I have a helper container and an app container.
The helper container handles mounting of code via git to a shared mount with the app container.
I need for the helper container to check for a package.json or requirements.txt in the cloned code and if one exists to run npm install or pip install -r requirements.txt, storing the dependencies in the shared mount.
Thing is the npm command and/or the pip command needs to be run from the app container to keep the helper container as generic and as agnostic as possible.
One solution would be to mount the docker socket to the helper container and run docker exec <command> <app container> but what if I have thousands of such apps on a single host.
Will there be issues having hundreds of containers all accessing the docker socket at the same time? And is there a better way to do this? Get commands run on another container?
Well there is no "container to container" internal communication layer like "ssh". In this regard, the containers are as standalone as 2 different VMs ( beside the network part in general ).
You might go the usual way, install opensshd-server on the "receiving" server, configure it key-based only. You do not need to export the port to the host, just connect to the port using the docker-internal network. Deploy the ssh private key on the 'caller server' and the public key into .ssh/authorized_keys on the 'receiving server' during container start time ( volume mount ) so you do not keep the secrets in the image (build time).
Probably also create a ssh-alias in .ssh/config and also set HostVerify to no, since the containers could be rebuild. Then do
ssh <alias> your-command
Found that better way I was looking for :-) .

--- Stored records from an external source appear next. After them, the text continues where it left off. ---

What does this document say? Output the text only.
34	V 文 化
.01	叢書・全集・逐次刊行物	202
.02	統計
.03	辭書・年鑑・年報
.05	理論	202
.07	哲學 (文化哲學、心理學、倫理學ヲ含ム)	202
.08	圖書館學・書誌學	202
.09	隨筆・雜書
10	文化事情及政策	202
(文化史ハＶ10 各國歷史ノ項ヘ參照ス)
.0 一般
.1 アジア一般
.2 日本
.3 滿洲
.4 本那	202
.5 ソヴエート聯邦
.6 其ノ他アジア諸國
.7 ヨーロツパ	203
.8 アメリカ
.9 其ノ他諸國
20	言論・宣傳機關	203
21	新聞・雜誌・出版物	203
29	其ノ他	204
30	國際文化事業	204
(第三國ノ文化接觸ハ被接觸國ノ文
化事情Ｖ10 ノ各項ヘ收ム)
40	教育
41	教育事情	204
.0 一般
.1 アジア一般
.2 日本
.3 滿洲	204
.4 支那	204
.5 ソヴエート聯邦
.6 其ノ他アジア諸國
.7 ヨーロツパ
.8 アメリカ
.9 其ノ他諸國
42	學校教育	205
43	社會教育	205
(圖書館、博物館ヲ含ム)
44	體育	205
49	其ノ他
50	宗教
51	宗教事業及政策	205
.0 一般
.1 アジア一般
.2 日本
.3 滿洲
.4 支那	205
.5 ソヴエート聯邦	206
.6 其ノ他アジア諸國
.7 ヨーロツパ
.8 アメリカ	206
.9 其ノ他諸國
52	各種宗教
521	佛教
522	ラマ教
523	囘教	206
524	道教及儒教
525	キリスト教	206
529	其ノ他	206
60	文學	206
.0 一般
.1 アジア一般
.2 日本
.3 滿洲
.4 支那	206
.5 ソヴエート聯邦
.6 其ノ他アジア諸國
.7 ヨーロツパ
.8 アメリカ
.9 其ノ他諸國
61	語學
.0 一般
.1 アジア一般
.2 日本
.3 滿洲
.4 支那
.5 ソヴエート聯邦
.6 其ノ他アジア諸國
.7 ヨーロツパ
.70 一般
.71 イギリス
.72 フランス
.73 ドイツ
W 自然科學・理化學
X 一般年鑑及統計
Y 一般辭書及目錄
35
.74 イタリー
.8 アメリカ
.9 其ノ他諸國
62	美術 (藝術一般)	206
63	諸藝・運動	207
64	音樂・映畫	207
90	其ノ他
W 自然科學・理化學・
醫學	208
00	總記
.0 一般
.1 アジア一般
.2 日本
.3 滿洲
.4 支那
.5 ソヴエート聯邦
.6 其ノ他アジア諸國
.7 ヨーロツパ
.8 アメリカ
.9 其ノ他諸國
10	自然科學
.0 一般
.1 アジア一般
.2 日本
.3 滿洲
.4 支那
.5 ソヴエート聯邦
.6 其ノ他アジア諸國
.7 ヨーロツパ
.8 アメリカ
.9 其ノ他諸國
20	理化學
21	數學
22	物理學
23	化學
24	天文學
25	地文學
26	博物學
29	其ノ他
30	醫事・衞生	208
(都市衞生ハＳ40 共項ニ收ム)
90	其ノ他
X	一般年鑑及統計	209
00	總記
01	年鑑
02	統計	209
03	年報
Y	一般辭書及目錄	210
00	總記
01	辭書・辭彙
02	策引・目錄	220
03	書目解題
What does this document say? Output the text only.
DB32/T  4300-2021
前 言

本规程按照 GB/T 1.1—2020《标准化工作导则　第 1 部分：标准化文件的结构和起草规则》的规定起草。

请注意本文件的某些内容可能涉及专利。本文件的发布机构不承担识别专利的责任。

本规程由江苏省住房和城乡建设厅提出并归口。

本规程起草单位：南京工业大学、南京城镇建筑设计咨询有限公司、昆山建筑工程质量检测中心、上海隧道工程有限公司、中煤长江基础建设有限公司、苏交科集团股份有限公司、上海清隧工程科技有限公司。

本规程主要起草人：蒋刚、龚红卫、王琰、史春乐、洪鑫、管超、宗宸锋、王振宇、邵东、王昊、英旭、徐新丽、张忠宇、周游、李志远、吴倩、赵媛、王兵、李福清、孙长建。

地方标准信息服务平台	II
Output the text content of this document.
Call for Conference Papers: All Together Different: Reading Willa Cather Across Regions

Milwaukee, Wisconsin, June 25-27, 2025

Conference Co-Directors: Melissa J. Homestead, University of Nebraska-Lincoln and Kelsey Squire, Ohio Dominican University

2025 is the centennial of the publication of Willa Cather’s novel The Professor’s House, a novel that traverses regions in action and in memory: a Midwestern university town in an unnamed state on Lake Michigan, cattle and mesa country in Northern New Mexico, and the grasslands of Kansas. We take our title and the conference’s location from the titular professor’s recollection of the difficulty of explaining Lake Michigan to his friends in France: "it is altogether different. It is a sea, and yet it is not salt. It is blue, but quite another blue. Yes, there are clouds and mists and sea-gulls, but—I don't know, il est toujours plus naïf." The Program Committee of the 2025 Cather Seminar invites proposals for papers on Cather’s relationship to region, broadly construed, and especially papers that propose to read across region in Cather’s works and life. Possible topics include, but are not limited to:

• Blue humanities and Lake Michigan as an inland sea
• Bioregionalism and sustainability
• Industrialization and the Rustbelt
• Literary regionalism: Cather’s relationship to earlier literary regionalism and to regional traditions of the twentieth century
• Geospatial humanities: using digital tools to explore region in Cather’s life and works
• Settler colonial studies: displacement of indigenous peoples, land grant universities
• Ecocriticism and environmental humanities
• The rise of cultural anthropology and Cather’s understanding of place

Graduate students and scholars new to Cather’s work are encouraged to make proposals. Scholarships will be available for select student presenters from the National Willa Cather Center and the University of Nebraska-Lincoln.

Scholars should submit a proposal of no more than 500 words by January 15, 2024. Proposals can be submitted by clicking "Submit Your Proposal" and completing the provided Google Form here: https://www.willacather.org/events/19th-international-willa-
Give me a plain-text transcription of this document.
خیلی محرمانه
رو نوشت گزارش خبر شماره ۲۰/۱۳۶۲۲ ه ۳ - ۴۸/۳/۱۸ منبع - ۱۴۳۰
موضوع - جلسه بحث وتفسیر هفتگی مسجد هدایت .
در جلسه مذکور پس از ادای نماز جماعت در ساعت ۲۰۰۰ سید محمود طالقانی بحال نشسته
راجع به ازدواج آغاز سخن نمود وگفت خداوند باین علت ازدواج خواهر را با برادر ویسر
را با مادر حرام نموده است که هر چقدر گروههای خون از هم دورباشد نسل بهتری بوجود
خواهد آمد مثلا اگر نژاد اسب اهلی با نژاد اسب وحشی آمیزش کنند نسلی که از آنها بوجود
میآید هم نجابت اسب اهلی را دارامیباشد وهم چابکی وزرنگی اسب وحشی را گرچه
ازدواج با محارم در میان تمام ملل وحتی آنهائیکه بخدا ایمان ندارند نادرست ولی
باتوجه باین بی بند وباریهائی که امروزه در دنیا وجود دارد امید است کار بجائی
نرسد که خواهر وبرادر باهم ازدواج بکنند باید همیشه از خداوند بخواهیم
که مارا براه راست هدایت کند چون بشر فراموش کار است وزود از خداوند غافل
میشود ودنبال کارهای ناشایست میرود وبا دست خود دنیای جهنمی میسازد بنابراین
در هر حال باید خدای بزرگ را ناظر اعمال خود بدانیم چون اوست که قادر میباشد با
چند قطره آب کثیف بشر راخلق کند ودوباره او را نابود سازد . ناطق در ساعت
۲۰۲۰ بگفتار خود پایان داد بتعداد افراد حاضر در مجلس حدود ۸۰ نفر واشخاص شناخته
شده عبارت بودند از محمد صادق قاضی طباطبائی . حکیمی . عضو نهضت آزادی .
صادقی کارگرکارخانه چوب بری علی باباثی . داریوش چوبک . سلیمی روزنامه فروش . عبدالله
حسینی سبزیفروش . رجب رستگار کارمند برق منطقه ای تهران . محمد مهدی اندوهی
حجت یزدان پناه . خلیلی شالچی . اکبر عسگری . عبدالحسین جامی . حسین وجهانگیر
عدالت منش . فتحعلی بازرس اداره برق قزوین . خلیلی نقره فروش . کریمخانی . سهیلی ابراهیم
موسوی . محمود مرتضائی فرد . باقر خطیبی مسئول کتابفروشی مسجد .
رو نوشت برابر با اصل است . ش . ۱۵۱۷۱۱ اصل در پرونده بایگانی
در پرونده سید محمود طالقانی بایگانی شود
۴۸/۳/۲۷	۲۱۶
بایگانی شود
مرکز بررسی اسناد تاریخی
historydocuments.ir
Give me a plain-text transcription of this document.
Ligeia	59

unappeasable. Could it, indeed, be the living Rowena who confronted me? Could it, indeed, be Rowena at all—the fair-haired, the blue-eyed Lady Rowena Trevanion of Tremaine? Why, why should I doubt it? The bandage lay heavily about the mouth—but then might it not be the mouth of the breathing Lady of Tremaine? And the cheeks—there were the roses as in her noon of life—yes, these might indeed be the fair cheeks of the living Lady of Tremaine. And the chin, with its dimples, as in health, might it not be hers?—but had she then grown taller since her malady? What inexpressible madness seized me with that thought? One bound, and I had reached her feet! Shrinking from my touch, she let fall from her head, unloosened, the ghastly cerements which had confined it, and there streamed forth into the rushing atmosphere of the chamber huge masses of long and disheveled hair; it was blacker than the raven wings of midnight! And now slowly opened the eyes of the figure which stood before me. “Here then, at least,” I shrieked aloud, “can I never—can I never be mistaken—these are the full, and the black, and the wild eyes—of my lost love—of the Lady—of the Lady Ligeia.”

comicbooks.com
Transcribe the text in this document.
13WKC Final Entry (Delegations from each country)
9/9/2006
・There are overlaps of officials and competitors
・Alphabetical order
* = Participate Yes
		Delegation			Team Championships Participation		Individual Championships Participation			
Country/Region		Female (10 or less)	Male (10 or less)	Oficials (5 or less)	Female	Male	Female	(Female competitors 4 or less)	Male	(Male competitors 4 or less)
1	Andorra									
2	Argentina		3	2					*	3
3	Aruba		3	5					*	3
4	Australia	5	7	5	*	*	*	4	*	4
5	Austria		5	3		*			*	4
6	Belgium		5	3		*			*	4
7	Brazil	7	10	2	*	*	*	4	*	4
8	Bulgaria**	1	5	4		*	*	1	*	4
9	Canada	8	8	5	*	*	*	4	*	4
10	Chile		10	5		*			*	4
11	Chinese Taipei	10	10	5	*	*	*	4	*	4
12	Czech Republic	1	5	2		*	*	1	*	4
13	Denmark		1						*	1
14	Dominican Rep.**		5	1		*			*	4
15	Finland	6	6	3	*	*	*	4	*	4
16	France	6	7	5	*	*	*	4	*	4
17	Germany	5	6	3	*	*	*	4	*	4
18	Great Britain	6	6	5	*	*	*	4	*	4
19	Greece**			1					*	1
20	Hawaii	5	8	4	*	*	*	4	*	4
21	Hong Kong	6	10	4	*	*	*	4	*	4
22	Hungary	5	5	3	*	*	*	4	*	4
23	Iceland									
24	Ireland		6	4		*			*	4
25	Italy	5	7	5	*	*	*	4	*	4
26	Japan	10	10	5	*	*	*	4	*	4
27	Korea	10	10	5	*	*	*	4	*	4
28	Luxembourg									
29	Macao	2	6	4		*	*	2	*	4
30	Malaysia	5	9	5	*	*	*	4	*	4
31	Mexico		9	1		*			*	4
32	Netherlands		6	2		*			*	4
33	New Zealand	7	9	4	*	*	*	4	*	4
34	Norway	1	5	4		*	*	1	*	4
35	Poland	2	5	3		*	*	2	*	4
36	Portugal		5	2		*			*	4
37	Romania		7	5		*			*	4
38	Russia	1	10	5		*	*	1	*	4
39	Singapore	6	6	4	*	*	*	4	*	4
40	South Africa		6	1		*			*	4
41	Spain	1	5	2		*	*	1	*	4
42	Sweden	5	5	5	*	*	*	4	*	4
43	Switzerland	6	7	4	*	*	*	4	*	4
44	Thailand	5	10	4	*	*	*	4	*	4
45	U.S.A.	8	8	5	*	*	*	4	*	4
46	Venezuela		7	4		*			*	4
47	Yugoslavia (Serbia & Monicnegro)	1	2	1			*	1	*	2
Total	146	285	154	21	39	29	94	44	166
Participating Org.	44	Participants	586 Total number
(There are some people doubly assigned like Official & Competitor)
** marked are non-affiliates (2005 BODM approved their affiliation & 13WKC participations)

Using supervisord and running the xml rpc server enables me to run something like:
supervisorctl -s http://127.0.0.1:9002 -utheuser -pthepassword start uwsgi
supervisorctl -s http://127.0.0.1:9002 -utheuser -pthepassword start uwsgi
In the helper container, this will connect to the rpc server running on port 9002 on the app container and execute a program block that may look something like;
[program:uwsgi]
directory=/app
command=/usr/sbin/uwsgi --ini /app/app.ini --uid nginx --gid nginx --plugins http,python --limit-as 512
autostart=false
autorestart=unexpected
stdout_logfile=/var/log/uwsgi/stdout.log
stdout_logfile_maxbytes=0
stderr_logfile=/var/log/uwsgi/stderr.log
stderr_logfile_maxbytes=0
exitcodes=0
environment = HOME="/app", USER="nginx"]
This is exactly what I needed!
For anyone who finds this you'll probably need your supervisord.conf on your app container to look sth like:
[supervisord]
nodaemon=true
[supervisorctl]
[rpcinterface:supervisor]
supervisor.rpcinterface_factory = supervisor.rpcinterface:make_main_rpcinterface
[inet_http_server]
port=127.0.0.1:9002
username=user
password=password
[program:uwsgi]
directory=/app
command=/usr/sbin/uwsgi --ini /app/app.ini --uid nginx --gid nginx --plugins http,python --limit-as 512
autostart=false
autorestart=unexpected
stdout_logfile=/var/log/uwsgi/stdout.log
stdout_logfile_maxbytes=0
stderr_logfile=/var/log/uwsgi/stderr.log
stderr_logfile_maxbytes=0
exitcodes=0
environment = HOME="/app", USER="nginx"]
You can setup the inet_http_server to listen on a socket. You can link the containers to be able to access them at a hostname.